In Starkwhite's downstairs space, Simmons has subtly arranged the eighteen framed coloured gouaches on paper (and one acrylic on canvas painting) in groups of singles, pairs or trios. The separated clusters are thematically linked internally, using aspects such as transparency, rhythm, horizontal /vertical contrast, shape structure, or edge quality. All with gouache, which has its own particular dry and velvety surface attributes, and a range of earthy to synthetic chromas.

Auckland

 

Gordon Walters
Gouaches and a Painting from the 1950s
Curated by Laurence Simmons

 

21 September - 24 October 2015

In this valuable, revelatory show of fifties Walters gouaches, beautifully put together by Laurence Simmons, using Simmons’ lucid essay as a guide, we can see the connection between works sparked off by Theo Schoon’s enthusiasm for Rolfe Hattaway‘s pencil drawings and Ngai Tahu rock art, and Walters’ later paintings of the sixties with their modernist horizontal straightening of the koru motif. The Hattaway/Schoon axis provided an awareness of the potential of flattened picture planes, grids and nuances of shape edge, while the rock art drawings sensitised him to the positive-negative aspects of the raw rockface central bar of the figure, and the possibilities of vertically straightening out the spindly arms and legs.

In Starkwhite’s downstairs space, Simmons has subtly arranged the eighteen framed coloured gouaches on paper (and one acrylic on canvas painting) in groups of singles, pairs or trios. The separated clusters are thematically linked internally, using aspects such as transparency, rhythm, horizontal /vertical contrast, shape structure, or edge quality. All with gouache, which has its own particular dry and velvety surface attributes, and a range of earthy to synthetic chromas.

Fascinatingly, the presentation shows Walters’ high degree of experimentation at that time, especially around 1954, where he seems to have been closely examining the perceptual (gestalt) theories of people like Rudolf Arnheim - pondering for example how lines and dots ‘cohere’ in our minds to represent faces. Many investigations started here are abandoned and later picked up in the late eighties when he moved away in a more pronounced fashion from the more well known koru format.

There are also a large number of gouaches here I find exciting because they lock into a personal fascination I have with the American painter Jonathan Lasker, whom I see as carrying on the explorations in logic initiated by the young Jasper Johns. Superficially they look like doodles by Len Lye (say, drawings for Tusalava) but in reality the mindset is very different and not at all ‘Old Brain‘, looking at notions of enclosure, freedom, hermeticism, and sequential progression. Groups of marks or similar motifs are compared and analysed, with differences and similarities dissected.

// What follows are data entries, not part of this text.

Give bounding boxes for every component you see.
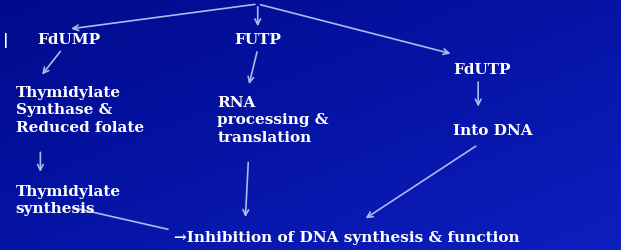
Text: FUTP: FUTP xyxy=(234,33,281,47)
Text: Into DNA: Into DNA xyxy=(453,123,533,137)
Text: RNA
processing &
translation: RNA processing & translation xyxy=(217,96,329,144)
Text: Thymidylate
synthesis: Thymidylate synthesis xyxy=(16,184,120,216)
Text: →Inhibition of DNA synthesis & function: →Inhibition of DNA synthesis & function xyxy=(174,230,520,244)
Text: |: | xyxy=(3,32,9,48)
Text: Thymidylate
Synthase &
Reduced folate: Thymidylate Synthase & Reduced folate xyxy=(16,86,143,134)
Text: FdUMP: FdUMP xyxy=(37,33,101,47)
Text: FdUTP: FdUTP xyxy=(453,63,511,77)
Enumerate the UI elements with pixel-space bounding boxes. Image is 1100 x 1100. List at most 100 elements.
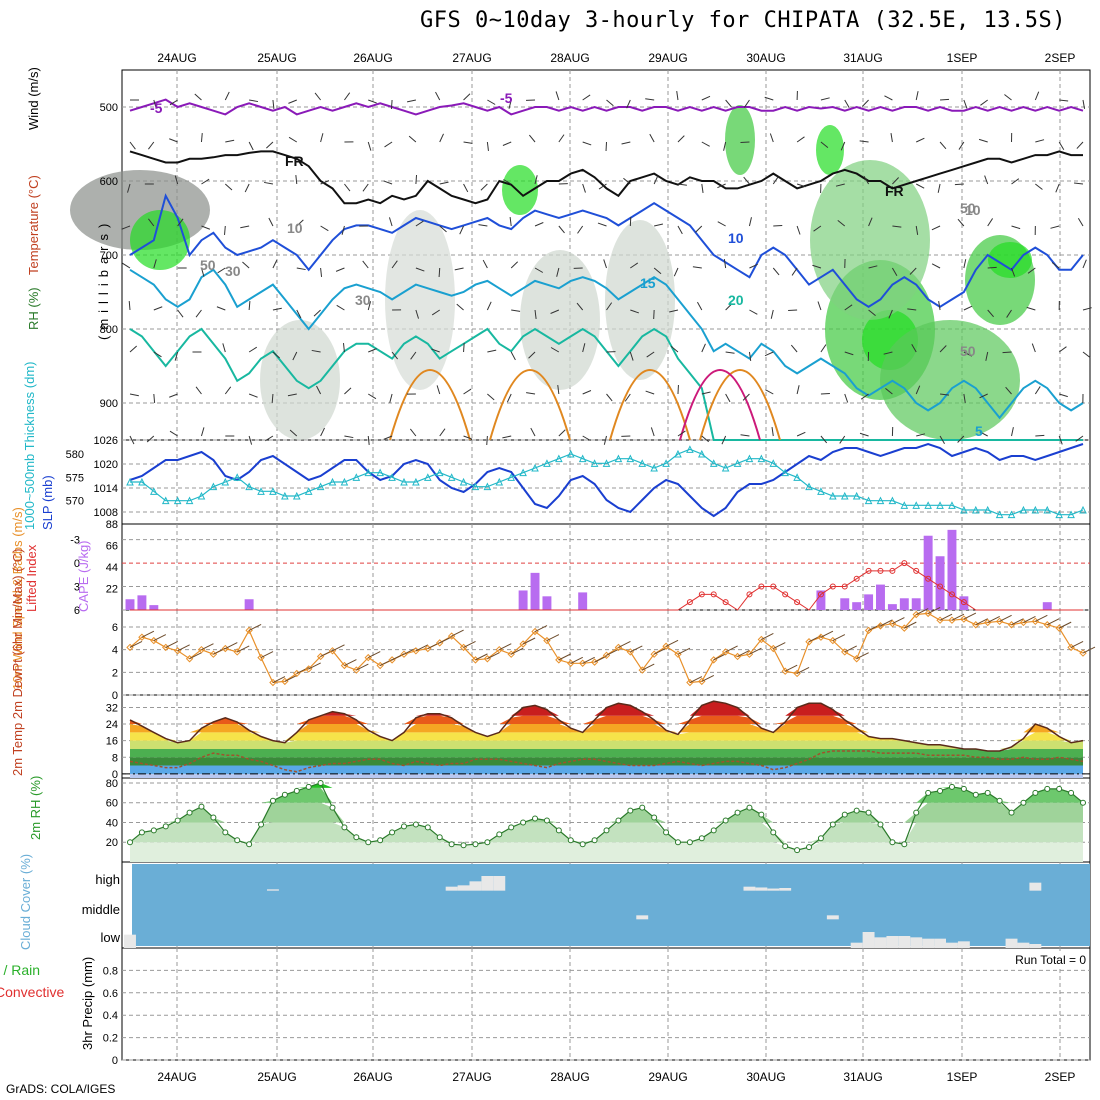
upper-wind-barb	[1073, 182, 1084, 185]
upper-wind-barb	[603, 259, 607, 269]
upper-wind-barb	[701, 141, 710, 147]
wind-barb	[439, 636, 452, 644]
thickness-point	[995, 510, 1004, 519]
upper-wind-barb	[454, 267, 464, 271]
rh-point	[1080, 799, 1086, 806]
upper-wind-barb	[528, 351, 536, 359]
date-label-bottom: 29AUG	[648, 1070, 687, 1084]
cloud-clear-bar	[1017, 942, 1030, 948]
wind-barb	[987, 616, 1000, 623]
date-label-top: 31AUG	[843, 51, 882, 65]
upper-wind-barb	[368, 348, 377, 353]
upper-wind-barb	[837, 219, 846, 227]
upper-wind-barb	[292, 351, 298, 361]
rh-point	[722, 817, 729, 824]
upper-wind-barb	[723, 259, 727, 269]
lifted-tick-label: 0	[74, 558, 80, 570]
upper-wind-barb	[367, 435, 370, 446]
date-label-top: 30AUG	[746, 51, 785, 65]
upper-wind-barb	[486, 301, 492, 311]
contour-label: FR	[885, 183, 904, 199]
thickness-point	[435, 468, 444, 477]
upper-wind-barb	[742, 393, 750, 401]
thickness-point	[197, 491, 206, 500]
temp-line	[129, 700, 1084, 752]
wind-barb	[391, 653, 405, 661]
upper-wind-barb	[503, 179, 512, 185]
tick-label: 4	[112, 645, 118, 657]
upper-wind-barb	[677, 135, 685, 143]
run-total-label: Run Total = 0	[1015, 953, 1086, 967]
upper-wind-barb	[696, 301, 703, 311]
pressure-tick-label: 800	[100, 324, 118, 336]
upper-wind-barb	[463, 388, 472, 395]
contour-label: 30	[225, 263, 241, 279]
cloud-clear-bar	[874, 937, 887, 948]
cloud-clear-bar	[1005, 938, 1018, 948]
precip-convective-label: Convective	[0, 984, 64, 1000]
rh-point	[520, 819, 527, 826]
upper-wind-barb	[436, 385, 441, 395]
wind-barb	[713, 653, 726, 661]
upper-wind-barb	[978, 138, 988, 143]
thickness-point	[781, 468, 789, 477]
upper-wind-barb	[487, 349, 497, 353]
lifted-axis-label: Lifted Index	[24, 544, 39, 612]
wind-barb	[677, 647, 691, 655]
wind-barb	[701, 674, 715, 682]
upper-wind-barb	[368, 99, 377, 104]
upper-wind-barb	[940, 98, 950, 101]
upper-wind-barb	[266, 141, 274, 149]
rh-side-labels: 2m RH (%)	[28, 776, 43, 840]
thickness-point	[1067, 510, 1075, 519]
rh-point	[591, 837, 598, 844]
upper-wind-barb	[456, 303, 464, 311]
upper-wind-barb	[915, 91, 919, 101]
wind-barb	[963, 612, 977, 620]
rh-point	[377, 837, 384, 844]
lifted-index-point	[782, 591, 789, 598]
thickness-point	[531, 463, 539, 472]
upper-wind-barb	[597, 222, 607, 227]
wind-barb	[236, 645, 250, 653]
wind-barb	[558, 653, 572, 661]
wind-barb	[201, 643, 214, 651]
tick-label: 2	[112, 667, 118, 679]
thickness-point	[602, 459, 611, 467]
upper-wind-barb	[1027, 267, 1036, 274]
upper-wind-barb	[341, 225, 345, 235]
tick-label: 16	[106, 736, 118, 748]
upper-wind-barb	[701, 183, 704, 193]
upper-wind-barb	[868, 265, 878, 269]
cape-bar	[864, 594, 874, 610]
cloud-clear-bar	[493, 876, 506, 891]
thickness-point	[852, 491, 861, 500]
contour-label: FR	[285, 153, 304, 169]
upper-wind-barb	[558, 134, 565, 143]
upper-wind-barb	[415, 309, 420, 319]
upper-wind-barb	[748, 217, 752, 227]
date-label-bottom: 28AUG	[550, 1070, 589, 1084]
rh-point	[889, 839, 896, 846]
slp-tick-label: 1026	[94, 435, 118, 447]
upper-wind-barb	[725, 351, 735, 354]
temperature-axis-label: Temperature (°C)	[26, 175, 41, 275]
cape-bar	[518, 590, 528, 610]
rh-point	[424, 824, 431, 831]
date-label-top: 24AUG	[157, 51, 196, 65]
cloud-clear-bar	[850, 942, 863, 948]
upper-wind-barb	[796, 431, 806, 437]
lifted-index-point	[722, 599, 729, 606]
upper-wind-barb	[408, 135, 417, 143]
wind-barb	[594, 655, 607, 663]
cloud-clear-bar	[862, 932, 875, 948]
tick-label: 6	[112, 622, 118, 634]
upper-wind-barb	[939, 141, 947, 150]
rh-point	[794, 847, 801, 854]
upper-wind-barb	[388, 217, 393, 227]
upper-wind-barb	[892, 177, 900, 185]
rh-point	[674, 839, 681, 846]
upper-wind-barb	[1082, 99, 1086, 109]
upper-wind-barb	[820, 97, 830, 101]
upper-wind-barb	[459, 225, 465, 235]
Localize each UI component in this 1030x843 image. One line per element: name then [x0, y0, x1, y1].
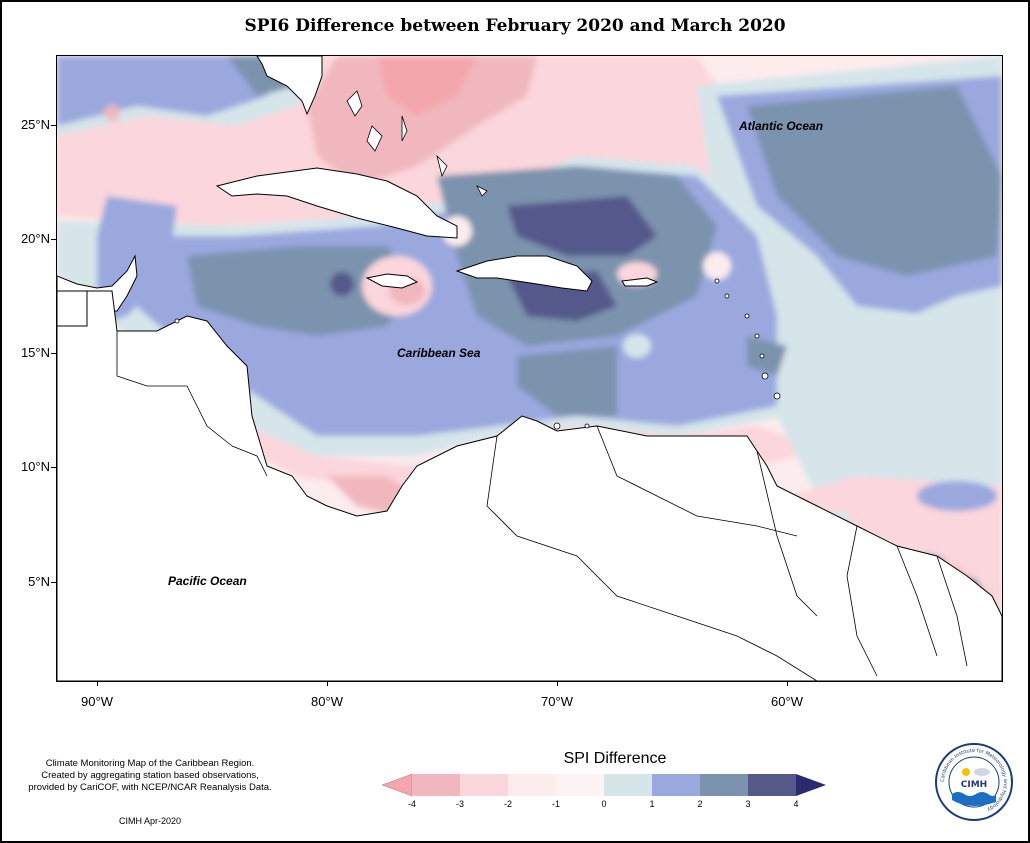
legend-tick-label: 0 [601, 799, 607, 809]
lat-tick-mark [51, 467, 56, 468]
lat-tick-label: 25°N [20, 117, 50, 132]
lat-tick-mark [51, 582, 56, 583]
credit-line: provided by CariCOF, with NCEP/NCAR Rean… [28, 782, 272, 793]
lon-tick-mark [787, 681, 788, 686]
legend-arrow-high [796, 774, 826, 796]
caribbean-sea-label: Caribbean Sea [397, 346, 481, 360]
legend-swatch [412, 774, 460, 796]
credit-line: Created by aggregating station based obs… [41, 770, 259, 781]
lon-tick-label: 80°W [311, 694, 343, 709]
map-title: SPI6 Difference between February 2020 an… [244, 16, 786, 36]
credit-line: Climate Monitoring Map of the Caribbean … [45, 758, 255, 769]
hispaniola-island [455, 255, 593, 292]
legend-ticks: -4 -3 -2 -1 0 1 2 3 4 [382, 799, 828, 815]
pacific-ocean-label: Pacific Ocean [168, 574, 247, 588]
legend-tick-label: -3 [455, 799, 464, 809]
legend-title: SPI Difference [563, 750, 667, 767]
lon-tick-label: 70°W [541, 694, 573, 709]
spi-difference-map [57, 56, 1002, 681]
lon-tick-label: 60°W [771, 694, 803, 709]
legend-swatch [652, 774, 700, 796]
map-panel [56, 55, 1003, 682]
florida-landmass [256, 56, 323, 116]
legend-swatch [700, 774, 748, 796]
country-borders [116, 331, 968, 681]
sun-icon [962, 768, 970, 776]
legend-tick-label: -2 [503, 799, 512, 809]
lat-tick-label: 5°N [28, 574, 50, 589]
lat-tick-label: 15°N [20, 345, 50, 360]
central-south-america-landmass [57, 290, 1002, 681]
lat-tick-mark [51, 125, 56, 126]
lon-tick-mark [327, 681, 328, 686]
credit-date: CIMH Apr-2020 [118, 816, 182, 826]
logo-abbr: CIMH [961, 780, 987, 790]
lat-tick-label: 10°N [20, 459, 50, 474]
wave-icon [952, 792, 996, 806]
legend-tick-label: -1 [551, 799, 560, 809]
legend-colorbar [382, 773, 826, 797]
lon-tick-label: 90°W [81, 694, 113, 709]
credit-text: Climate Monitoring Map of the Caribbean … [20, 758, 280, 794]
legend-arrow-low [382, 773, 413, 797]
lon-tick-mark [557, 681, 558, 686]
small-islands [174, 90, 781, 430]
lon-tick-mark [97, 681, 98, 686]
cloud-icon [974, 768, 990, 776]
cuba-island [215, 167, 458, 239]
legend-tick-label: 3 [745, 799, 751, 809]
legend-swatch [556, 774, 604, 796]
puerto-rico-island [621, 277, 659, 287]
atlantic-ocean-label: Atlantic Ocean [739, 119, 824, 133]
legend-tick-label: -4 [407, 799, 416, 809]
lat-tick-mark [51, 239, 56, 240]
legend-tick-label: 1 [649, 799, 655, 809]
legend-swatch [508, 774, 556, 796]
lat-tick-mark [51, 353, 56, 354]
legend-swatch [748, 774, 796, 796]
legend-swatch [460, 774, 508, 796]
legend-tick-label: 4 [793, 799, 799, 809]
land-masses [57, 56, 1002, 681]
lat-tick-label: 20°N [20, 231, 50, 246]
cimh-logo: Caribbean Institute for Meteorology and … [935, 743, 1013, 821]
jamaica-island [365, 273, 419, 289]
legend-tick-label: 2 [697, 799, 703, 809]
legend-swatch [604, 774, 652, 796]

Three gouaches in the right-hand corner (by the office) I find particularly intriguing, all called Untitled and made in 1954, and all inspired by Hattaway via Schoon. One predominantly green study, with various Naples yellow, burnt sienna, black and white elements, uses a lariat-like line attached to one fat bar to encircle two other skinny vertical oblongs with their own meandering attached loops. Another one of pinkish buff, uses two threadlike lines to surround grey and white bands (sandwiched within vertical black rectangles) to showcase a changing left-to-right progression of increasingly wobbly edges where the tones clash. A third in yellow ochre, has peglike black and white door frames in different sizes, playfully hovering in space and receding backwards away from the viewer.

These particularly inventive images (Len Lye, say, meets Jonathan Lasker or Peter Halley) are all the more extraordinary when one ponders their sixty-one year old age. They look so vibrantly fresh and witty. Not to be missed.